LAS VEGAS - Wynn Resorts has agreed to pay $2.4 billion in a settlement with a Tokyo casino game maker and its U.S. unit over the forced redemption of their shares in the Las Vegas-based casino operating company in 2012.
The company on Thursday announced the settlement with Universal Entertainment Corp., which previously held an almost 20 percent stake in Wynn Resorts through its subsidiary Aruze USA Inc. Wynn Resorts, which is facing scrutiny over sexual misconduct allegations against its founder and former CEO, agreed to pay the sum by March 31.
The legal fight between the companies dates back to 2012, when Wynn Resorts pushed out Universal's founder Kazuo Okada after finding the Japanese tycoon made improper payments to overseas gambling regulators. The actions by Wynn Resorts stemmed from a separate casino resort project Okada was undertaking in the Philippines.
After a year-long investigation led by former FBI Director Louis Freeh, Wynn Resorts said it found more than three dozen instances over a three-year period in which Okada and his associates engaged in "improper activities for their own benefit." That included cash payments and gifts totaling about $110,000 to foreign gaming regulators, the company said.
Okada was ousted from Universal last year over fraud accusations. He has denied any wrongdoing.
Aruze's shares were worth about $2.7 billion when Wynn Resorts forcibly redeemed them in February 2012 and issued a 10-year, $1.9 billion promissory note.
The settlement is the latest in episode in a tumultuous period for Wynn Resorts that began in late January, when the Wall Street Journal reported that a number of women said the company's founder, Steve Wynn, harassed or assaulted them and that one case led to a $7.5 million settlement with a manicurist.

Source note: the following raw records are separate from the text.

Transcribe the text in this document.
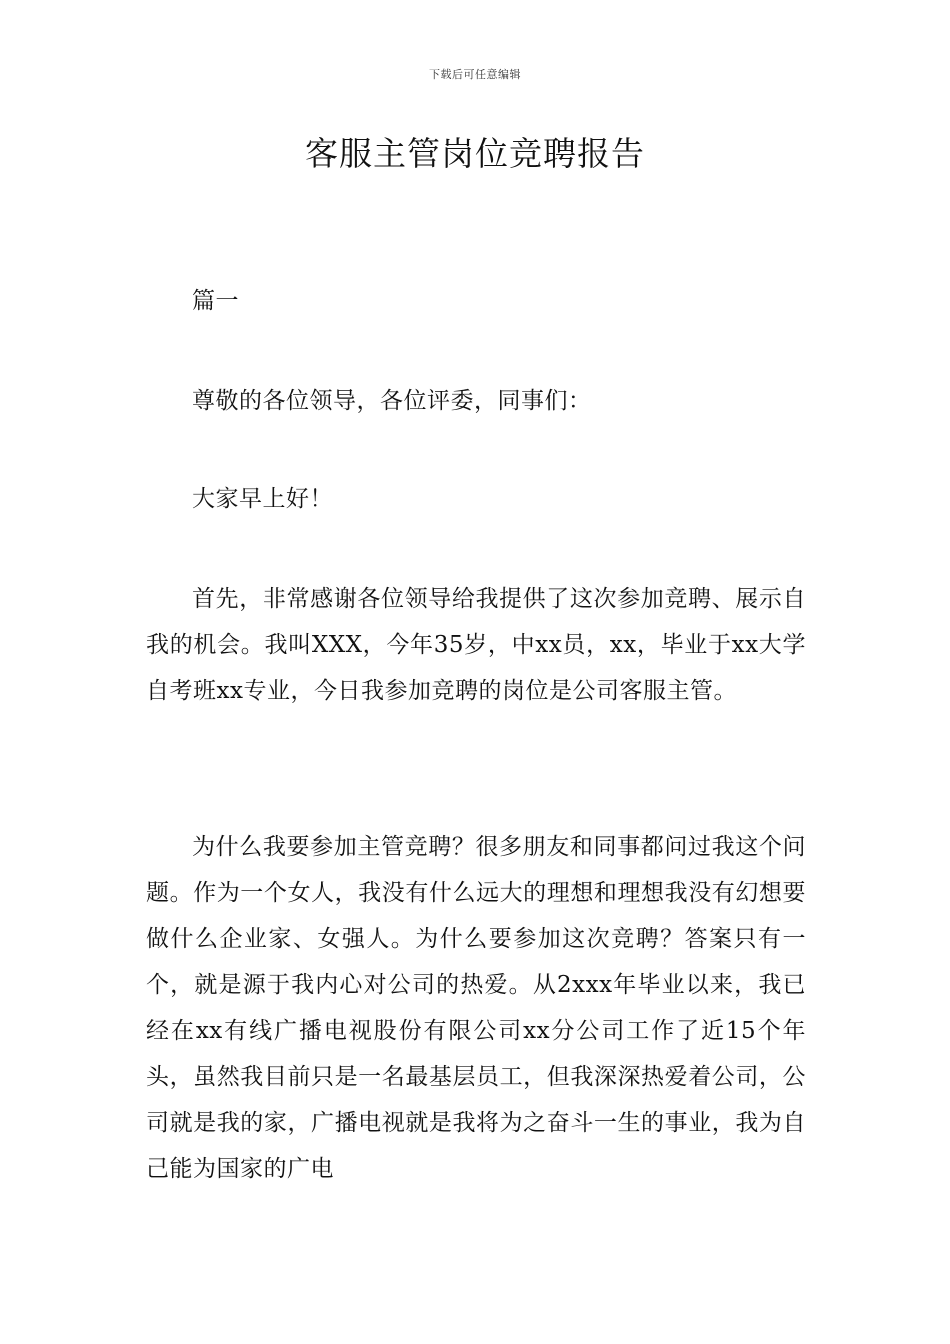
下载后可任意编辑
客服主管岗位竞聘报告

篇一

尊敬的各位领导，各位评委，同事们：

大家早上好！

首先，非常感谢各位领导给我提供了这次参加竞聘、展示自我的机会。我叫XXX，今年35岁，中xx员，xx，毕业于xx大学自考班xx专业，今日我参加竞聘的岗位是公司客服主管。

为什么我要参加主管竞聘？很多朋友和同事都问过我这个问题。作为一个女人，我没有什么远大的理想和理想我没有幻想要做什么企业家、女强人。为什么要参加这次竞聘？答案只有一个，就是源于我内心对公司的热爱。从2xxx年毕业以来，我已经在xx有线广播电视股份有限公司xx分公司工作了近15个年头，虽然我目前只是一名最基层员工，但我深深热爱着公司，公司就是我的家，广播电视就是我将为之奋斗一生的事业，我为自己能为国家的广电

Since then, groups of shareholders as well as current and former employees have filed lawsuits against the billionaire and the company's board of directors.
Steve Wynn has vehemently denied the accusations the newspaper reported and attributed them to a campaign led by his ex-wife, Elaine Wynn. Her attorney has denied that she instigated the news story.

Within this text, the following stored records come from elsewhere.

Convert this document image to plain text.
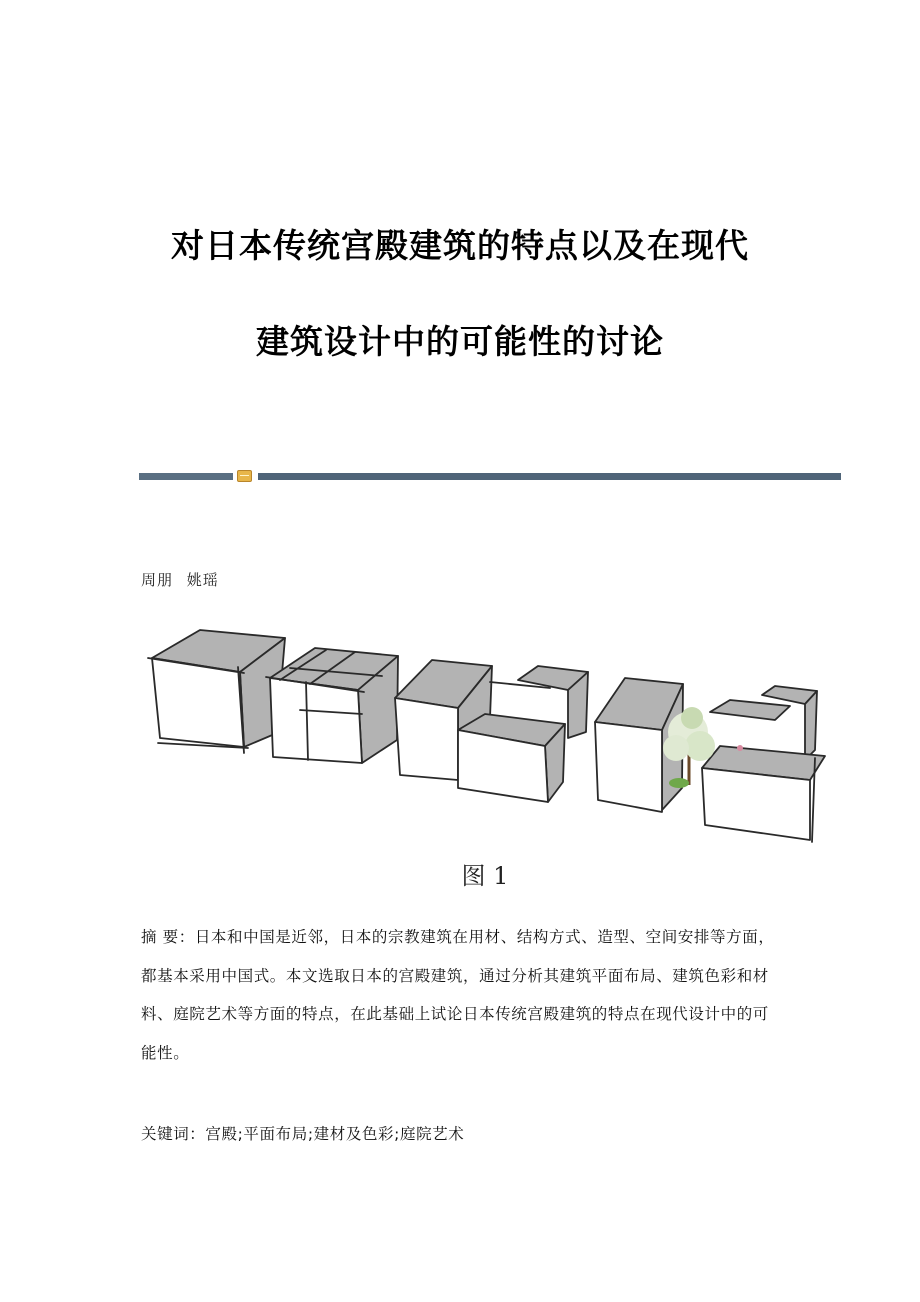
对日本传统宫殿建筑的特点以及在现代
建筑设计中的可能性的讨论
周朋 姚瑶
图 1
摘 要：日本和中国是近邻，日本的宗教建筑在用材、结构方式、造型、空间安排等方面，都基本采用中国式。本文选取日本的宫殿建筑，通过分析其建筑平面布局、建筑色彩和材料、庭院艺术等方面的特点，在此基础上试论日本传统宫殿建筑的特点在现代设计中的可能性。
关键词：宫殿;平面布局;建材及色彩;庭院艺术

Steve Wynn resigned as chairman and CEO of the company Feb. 6. The company on Wednesday announced changes to its board of directors.
The company is also facing scrutiny by gambling regulators in Nevada and Massachusetts. Regulators in Macau, the Chinese enclave where the company operates two casinos, are also inquiring about the sexual misconduct allegations.
The initial newspaper report about Steve Wynn's misconduct sent the company's shares plunging but they have since stabilized.
Alex Bumazhny, gambling analyst with Fitch Ratings, said the agreement announced after the market closed Thursday seems to be a middle ground that Wynn Resorts' "capital structure can digest."
"The settlement is a positive as it removes an overhang for the company although a question remains how Wynn Resorts will fund it," he said.
The settlement ends claims brought by Universal and Aruze against Wynn's China arm, Wynn Macau. But it does not entirely resolve the years-long case in state court in Las Vegas.
While Aruze has agreed to not consider itself a party to a shareholders agreement, Elaine and Steve Wynn remain locked in a fight over the document, which has barred her from controlling her roughly 10 percent stake in the company.